Ärzte verrechnen Patienten fragwürdige Long-Covid-Therapien

Cornelia Stolze /  Gegen Long- und Post-Covid gibt es noch keine Therapien mit erwiesenem Nutzen. Behandelte müssen die Rechnungen selber zahlen.

Angeboten wird einiges: Das Zentrum der Erweiterten Medizin in Frankfurt am Main zum Beispiel wirbt für eine «Immunadsorption Apherese». Ein Dialysezentrum in Bayreuth setzt auf die sogenannte H.E.L.P-Apherese. Das Prevention Center in Zürich hält eine Hyperbare Sauerstofftherapie für Betroffene bereit. Eine Arztpraxis in Igls bei Innsbruck wiederum lockt mit einer Ozontherapie. Bisher gibt es allerdings zu keinem der vier Verfahren aussagekräftige Studien, die Hinweise darüber geben, ob sie bei Erkrankungen an Long- oder Post-Covid überhaupt nützen. Deshalb zahlt auch keine Krankenkasse. 

Mehrere Tausend Euro aus der eigenen Tasche

Trotzdem können Ärzte mit diesen Behandlungen zum Teil mehrere Tausend Euro pro Patient einnehmen. Statt der Krankenkasse zahlen die Betroffenen selbst, weil es sich nicht um Leistungen der Grundversicherung handelt (in Deutschland IGel). Und das kann teuer werden. Dem IGeL-Monitor des Medizinischen Dienstes Bund zufolge kostet eine Hyperbare Sauerstofftherapie mit 15 bis 40 Sitzungen zwischen 4900 und 15’000 Euro. Bei der HELP-Apherese kommen leicht 5200 bis 11’500 Euro zusammen. Bei diesem Verfahren lassen Ärzte ihre Patienten in der Regel vier bis fünf Sitzungen durchlaufen, von denen jede 1300 bis 2300 Euro kostet. Die Ausgaben für eine Immun-Apherese liegen pro Sitzung zwischen 2300 und 2600 Euro, meistens werden mehrere Sitzungen angeboten. Im Vergleich dazu ist die Ozontherapie gegen Long-Covid oft relativ günstig. Mit meist sechs bis zehn Sitzungen zum Preis von je ungefähr 70 Euro zahlt der Patient insgesamt rund 700 Euro. 

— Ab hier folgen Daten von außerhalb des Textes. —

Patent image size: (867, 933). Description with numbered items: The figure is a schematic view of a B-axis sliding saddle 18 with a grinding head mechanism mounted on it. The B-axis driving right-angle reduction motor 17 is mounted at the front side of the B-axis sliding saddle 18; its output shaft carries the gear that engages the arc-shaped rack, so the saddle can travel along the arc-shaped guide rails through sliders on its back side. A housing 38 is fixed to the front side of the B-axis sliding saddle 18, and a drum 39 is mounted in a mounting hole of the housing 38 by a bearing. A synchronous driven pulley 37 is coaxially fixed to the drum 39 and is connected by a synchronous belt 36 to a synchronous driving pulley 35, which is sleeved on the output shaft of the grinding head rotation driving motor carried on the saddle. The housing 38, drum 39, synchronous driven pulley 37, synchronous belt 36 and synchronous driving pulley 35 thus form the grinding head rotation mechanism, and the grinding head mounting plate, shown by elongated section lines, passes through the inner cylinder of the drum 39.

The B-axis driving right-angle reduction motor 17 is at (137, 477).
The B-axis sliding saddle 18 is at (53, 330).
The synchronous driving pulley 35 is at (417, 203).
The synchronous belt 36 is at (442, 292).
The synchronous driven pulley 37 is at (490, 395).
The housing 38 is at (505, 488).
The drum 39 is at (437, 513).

In den vergangenen Monaten hat das wissenschaftliche Team des IGeL-Monitors zu allen vier Verfahren Studien und systematische Übersichtsarbeiten recherchiert. Ergebnis: Bisher existiert weder eine eindeutige Diagnostik für Long- oder Post-Covid noch eine spezifische Behandlung. 

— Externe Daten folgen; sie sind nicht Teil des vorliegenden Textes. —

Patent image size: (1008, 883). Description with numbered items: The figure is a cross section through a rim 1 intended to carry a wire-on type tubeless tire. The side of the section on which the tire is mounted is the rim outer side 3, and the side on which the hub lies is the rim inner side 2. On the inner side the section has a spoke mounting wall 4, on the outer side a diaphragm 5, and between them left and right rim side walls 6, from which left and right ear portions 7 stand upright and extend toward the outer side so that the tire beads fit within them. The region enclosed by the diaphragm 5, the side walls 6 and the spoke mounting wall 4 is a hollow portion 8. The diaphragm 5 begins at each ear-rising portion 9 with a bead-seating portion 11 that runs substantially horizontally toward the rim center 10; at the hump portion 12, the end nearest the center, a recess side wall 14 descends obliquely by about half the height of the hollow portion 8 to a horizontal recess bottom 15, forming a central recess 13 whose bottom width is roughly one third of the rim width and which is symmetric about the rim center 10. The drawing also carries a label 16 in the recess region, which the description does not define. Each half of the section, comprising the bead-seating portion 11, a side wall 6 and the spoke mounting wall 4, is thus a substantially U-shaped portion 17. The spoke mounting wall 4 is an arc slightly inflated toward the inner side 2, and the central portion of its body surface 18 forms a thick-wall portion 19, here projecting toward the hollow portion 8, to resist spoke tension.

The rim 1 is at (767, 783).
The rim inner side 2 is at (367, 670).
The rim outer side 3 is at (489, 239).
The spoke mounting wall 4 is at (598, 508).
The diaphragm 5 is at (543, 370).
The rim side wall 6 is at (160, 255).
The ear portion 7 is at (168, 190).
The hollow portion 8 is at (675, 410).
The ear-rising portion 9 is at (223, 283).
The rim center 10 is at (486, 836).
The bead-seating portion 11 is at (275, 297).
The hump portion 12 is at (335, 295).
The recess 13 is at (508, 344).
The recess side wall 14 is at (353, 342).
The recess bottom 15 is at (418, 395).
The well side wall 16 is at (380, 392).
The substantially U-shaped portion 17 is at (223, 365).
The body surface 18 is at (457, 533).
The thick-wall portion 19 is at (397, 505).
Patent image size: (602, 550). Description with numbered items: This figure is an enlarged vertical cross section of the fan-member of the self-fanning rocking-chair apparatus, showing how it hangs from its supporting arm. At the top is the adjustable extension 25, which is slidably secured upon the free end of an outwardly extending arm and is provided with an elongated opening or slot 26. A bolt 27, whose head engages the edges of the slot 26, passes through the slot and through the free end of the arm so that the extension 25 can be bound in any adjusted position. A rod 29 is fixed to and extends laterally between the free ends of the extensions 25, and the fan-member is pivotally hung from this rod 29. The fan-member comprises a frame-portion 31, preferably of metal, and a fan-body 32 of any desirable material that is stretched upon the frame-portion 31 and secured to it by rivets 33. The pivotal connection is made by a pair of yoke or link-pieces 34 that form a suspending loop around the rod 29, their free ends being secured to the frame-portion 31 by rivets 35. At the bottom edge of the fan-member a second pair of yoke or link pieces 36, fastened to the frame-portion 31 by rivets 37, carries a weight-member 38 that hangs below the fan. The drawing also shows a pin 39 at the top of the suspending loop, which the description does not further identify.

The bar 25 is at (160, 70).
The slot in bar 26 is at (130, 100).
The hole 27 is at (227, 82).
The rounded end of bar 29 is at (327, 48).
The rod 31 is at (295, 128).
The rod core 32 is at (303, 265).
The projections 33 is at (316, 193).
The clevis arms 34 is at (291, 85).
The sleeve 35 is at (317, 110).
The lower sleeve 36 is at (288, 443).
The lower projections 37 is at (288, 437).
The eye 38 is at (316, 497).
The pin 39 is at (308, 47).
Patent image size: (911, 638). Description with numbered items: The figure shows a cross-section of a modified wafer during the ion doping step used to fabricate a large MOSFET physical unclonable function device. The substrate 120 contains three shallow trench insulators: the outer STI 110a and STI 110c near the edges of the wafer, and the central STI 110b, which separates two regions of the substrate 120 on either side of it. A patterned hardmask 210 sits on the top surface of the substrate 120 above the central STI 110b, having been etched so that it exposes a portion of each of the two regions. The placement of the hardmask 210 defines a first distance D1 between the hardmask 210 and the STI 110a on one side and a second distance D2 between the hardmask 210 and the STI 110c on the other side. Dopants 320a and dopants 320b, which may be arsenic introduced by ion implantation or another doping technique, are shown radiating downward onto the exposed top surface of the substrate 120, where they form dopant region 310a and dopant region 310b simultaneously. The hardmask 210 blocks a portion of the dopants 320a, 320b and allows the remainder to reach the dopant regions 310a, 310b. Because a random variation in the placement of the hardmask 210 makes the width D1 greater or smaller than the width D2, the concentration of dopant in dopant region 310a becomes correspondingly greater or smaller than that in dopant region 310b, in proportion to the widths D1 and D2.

Ärzte sprechen von Long-Covid, wenn nach einer COVID-19-Erkrankung längerfristig anhaltende oder neue körperliche und psychische Beeinträchtigungen auftreten, die nicht anders erklärbar sind und wenn diese Beschwerden länger als vier Wochen nach der Infektion anhalten. Bestehen die Probleme zwölf Wochen und mehr, nennt man das Phänomen Post-Covid.  

Ursache unklar – Nutzen von vier Therapien unbelegt

Unklar ist auch, was die Symptome auslöst. Eine Theorie besagt, dass an den Beschwerden krankmachende Blutbestandteile schuld sind. Eine Therapie, die manche Mediziner propagieren, ist deshalb die Blutwäsche, von Fachleuten auch Apherese genannt. Mit dieser Methode lassen sich bestimmte Bestandteile oder krankheitsverursachende Stoffe aus dem Blut entfernen. 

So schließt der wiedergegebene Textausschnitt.